Using machine-learned models from Vespa Cloud

When deploying on Vespa Cloud you don't need to supply your own machine-learned models but can use standard models provided by Vespa Cloud. These models will always be available on Vespa Cloud and never change.

You specify a Vespa Cloud provided model by setting the model-id attribute on the config value for that model.
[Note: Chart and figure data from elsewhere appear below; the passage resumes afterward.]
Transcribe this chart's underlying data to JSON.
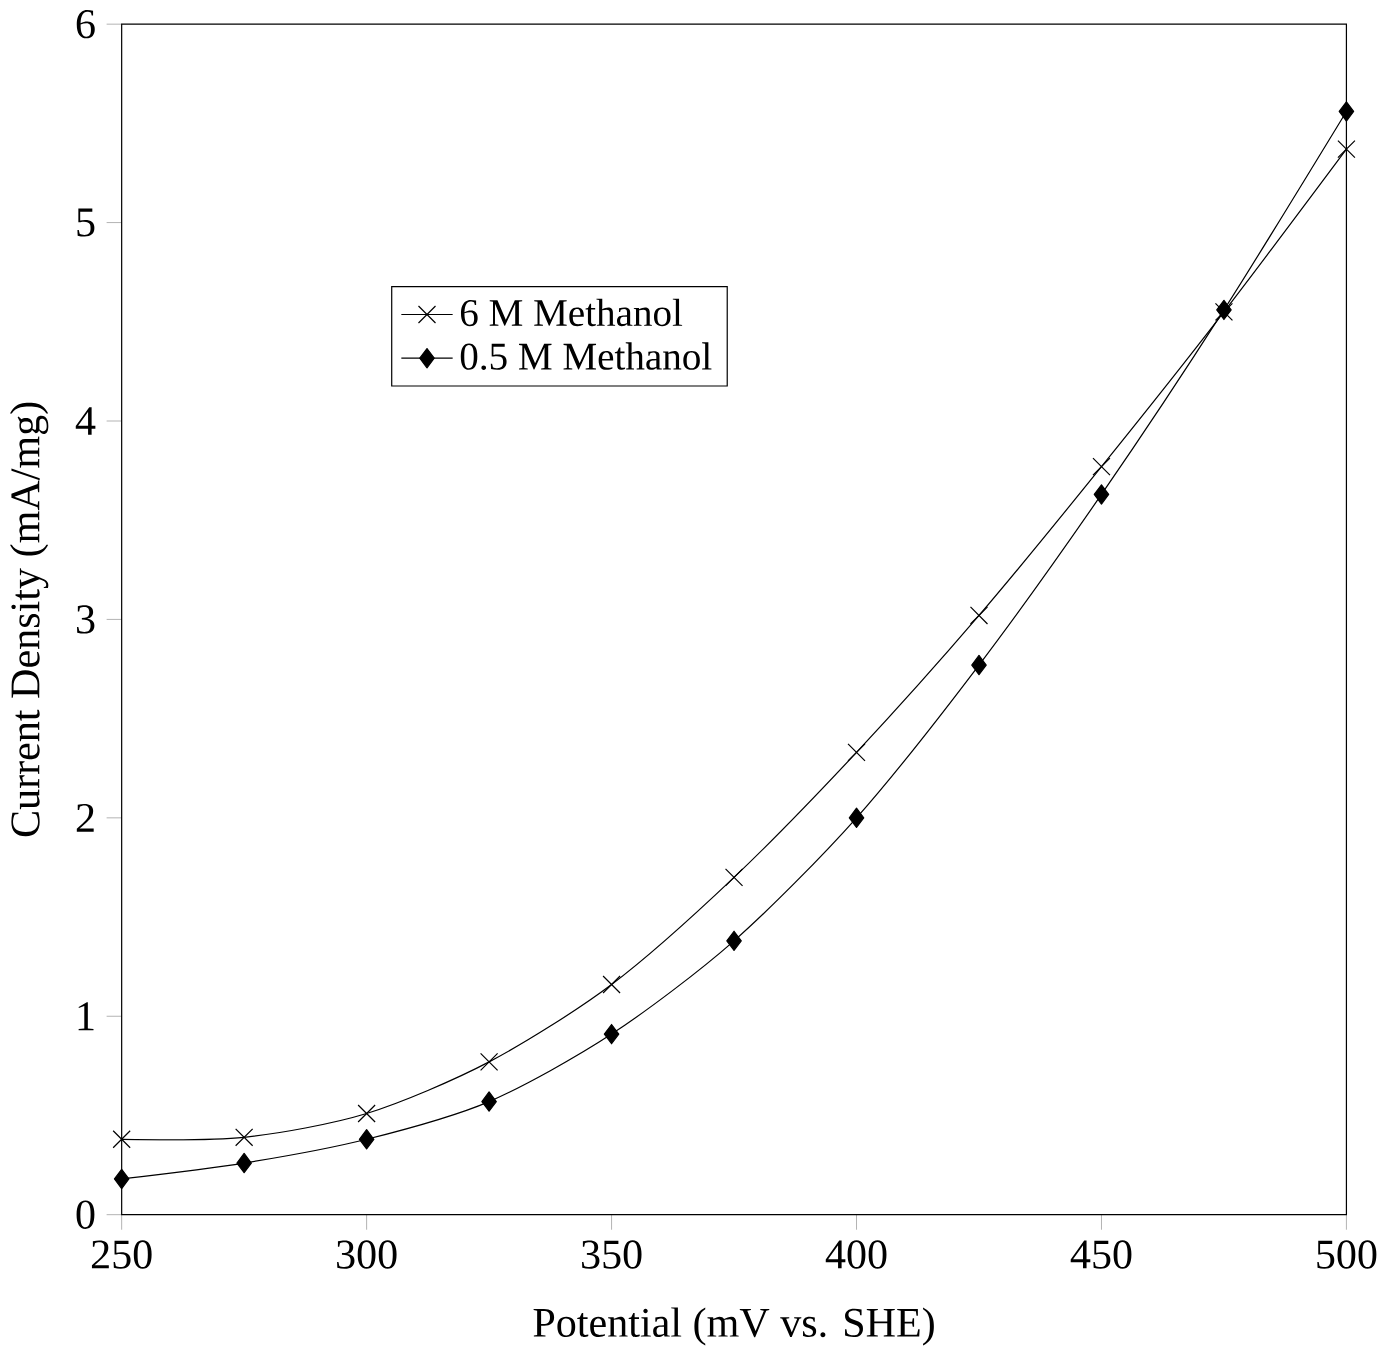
{
  "chart_data": {
    "type": "line",
    "xlabel": "Potential (mV vs. SHE)",
    "ylabel": "Current Density (mA/mg)",
    "x": [
      250,
      275,
      300,
      325,
      350,
      375,
      400,
      425,
      450,
      475,
      500
    ],
    "series": [
      {
        "name": "6 M Methanol",
        "color": "#000000",
        "marker": "cross",
        "values": [
          0.38,
          0.39,
          0.51,
          0.77,
          1.16,
          1.7,
          2.33,
          3.02,
          3.77,
          4.55,
          5.37
        ]
      },
      {
        "name": "0.5 M Methanol",
        "color": "#000000",
        "marker": "diamond",
        "values": [
          0.18,
          0.26,
          0.38,
          0.57,
          0.91,
          1.38,
          2.0,
          2.77,
          3.63,
          4.56,
          5.56
        ]
      }
    ],
    "xlim": [
      250,
      500
    ],
    "xticks": [
      250,
      300,
      350,
      400,
      450,
      500
    ],
    "ylim": [
      0,
      6
    ],
    "yticks": [
      0,
      1,
      2,
      3,
      4,
      5,
      6
    ],
    "grid": false,
    "legend": "top left",
    "line_style": "solid"
  }
}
This can be done with any config field of type model, whether the config is from Vespa or defined by you:

<aModelConfigValue model-id="minilm-l6-v2"/>

See the complete example below for more.

You can also specify both a model id, which will be used on cloud, and a url/path, which will be used on self-hosted deployments:

<aModelConfigValue model-id="minilm-l6-v2" path="myAppPackageModels/myModel.onnx"/>

This can be useful for example to create an application package which uses models from Vespa Cloud for production and a scaled-down or dummy model for self-hosted development.

Available models

These are the models available on Vespa Cloud:

minilm-l6-v2
An small, fast BERT transformer model on ONNX format. It maps sentences & paragraphs to a 384 dimensional dense vector space and is suitable for tasks like clustering or semantic search. Use with distance-metric: angular in nearest neighbor search.
Licenseapache-2.0
Sourcehttps://huggingface.co/sentence-transformers/all-MiniLM-L6-v2
bert-base-uncased
A vocabulary text file on the format expected by WordPiece: A text token per line, suitable for use with BERT models.
Licenseapache-2.0
Sourcehttps://huggingface.co/sentence-transformers/all-MiniLM-L6-v2

Models in this table can safely be used in production and will never be removed or changed.

Example config with model ids

Here is an example of configuring the Vespa-provided Bert embedder with models supplied by Vespa Cloud:

<component id="myEmbedderId" class="ai.vespa.embedding.BertBaseEmbedder" bundle="model-integration">
    <config name="embedding.bert-base-embedder">
        <transformerModel model-id="minilm-l6-v2"/>
        <tokenizerVocab model-id="bert-base-uncased"/>
    </config>
</component>

By putting this under the <container> element in your services.xml file, your application will have support for text embedding suitable for production.